It all started in 1987. As a fresh-faced 14-year-old at a private school where all the snooty, stuck-up kids just loved U2 and R.E.M., I decided I would hate both bands just on principle. But then The Joshua Tree and Document both came out in the same year, and I had to adjust my anti-herd-mentality thinking.
"With Or Without You" sucked me in to the U2verse. I recorded it off the radio onto my cassette player and nearly wore that tape out. Then came the purchase of the actual album -- actually, even though it dates me again as above, the cassette -- followed by an inevitable delving into the back catalogue. By the time Rattle And Hum was released, I was a full-blown addict.
And that was before the concerts started. My first live experience forever spoiled me: ZooTV at the old Omni in Atlanta in March 1992. Since then, as of this writing, 16 shows across six different tours have passed, including an unforgettable trip to Dublin in November 2015. That trip was also my first face-to-face meeting with several members of the atu2.com staff with whom I'd become virtual friends over the past few years. One thing led to another, and now this bio appears on the staff page! To coopt another band's signature line, what a long, strange trip it's been.
There are other details, of course. I got my Master's in Mass Communication from the University of Georgia in 1996, and lived in five different states before moving back to Athens in 2006. I am now married and have a 7-year-old son, and I have switched from a career as a sportswriter into real estate, where I've been working for a decade.
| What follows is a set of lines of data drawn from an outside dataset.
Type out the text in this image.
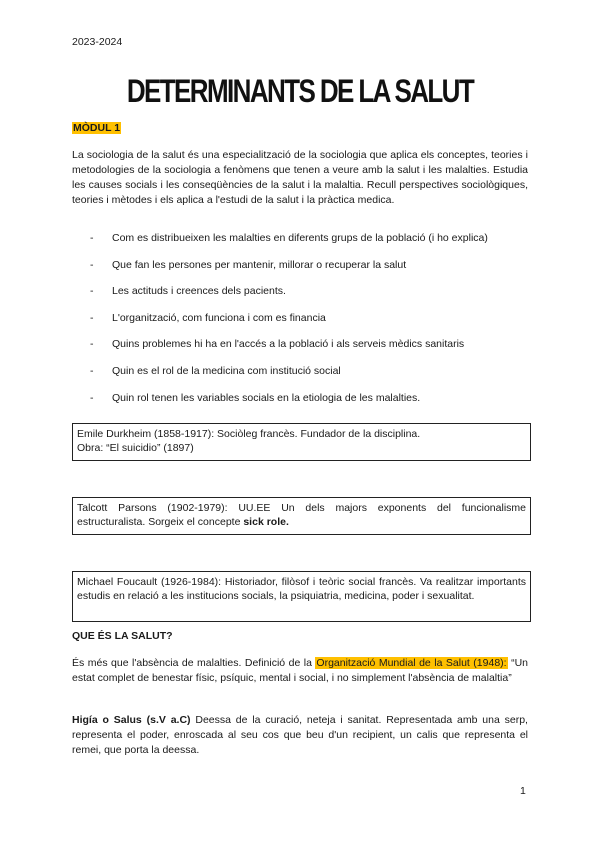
2023-2024
DETERMINANTS DE LA SALUT
MÒDUL 1

La sociologia de la salut és una especialització de la sociologia que aplica els conceptes, teories i metodologies de la sociologia a fenòmens que tenen a veure amb la salut i les malalties. Estudia les causes socials i les conseqüències de la salut i la malaltia. Recull perspectives sociològiques, teories i mètodes i els aplica a l'estudi de la salut i la pràctica medica.

- Com es distribueixen les malalties en diferents grups de la població (i ho explica)
- Que fan les persones per mantenir, millorar o recuperar la salut
- Les actituds i creences dels pacients.
- L'organització, com funciona i com es financia
- Quins problemes hi ha en l'accés a la població i als serveis mèdics sanitaris
- Quin es el rol de la medicina com institució social
- Quin rol tenen les variables socials en la etiologia de les malalties.

Emile Durkheim (1858-1917): Sociòleg francès. Fundador de la disciplina.

Obra: “El suicidio” (1897)

Talcott Parsons (1902-1979): UU.EE Un dels majors exponents del funcionalisme estructuralista. Sorgeix el concepte sick role.

Michael Foucault (1926-1984): Historiador, filòsof i teòric social francès. Va realitzar importants estudis en relació a les institucions socials, la psiquiatria, medicina, poder i sexualitat.

QUE ÉS LA SALUT?

És més que l'absència de malalties. Definició de la Organització Mundial de la Salut (1948): “Un estat complet de benestar físic, psíquic, mental i social, i no simplement l'absència de malaltia”

Higía o Salus (s.V a.C) Deessa de la curació, neteja i sanitat. Representada amb una serp, representa el poder, enroscada al seu cos que beu d'un recipient, un calis que representa el remei, que porta la deessa.

1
But the one constant through the last 30 years, when it comes right down to it, is U2. Though I've never been fortunate enough to do more than run across the lads in passing -- Bono at his brother's restaurant in Dublin in 1994, Adam outside the O3 Arena in 2015, Edge and Larry remain near misses after a PopMart show in 1997 -- I feel like they've served as older brothers to me.
They let me know what may be coming at me just a few years down the road. They still speak to me where I am now. And, regardless of the state of the rest of my life, they have an open dialogue with me (even if it's one-sided) that lets me know it's my world, and I can change it.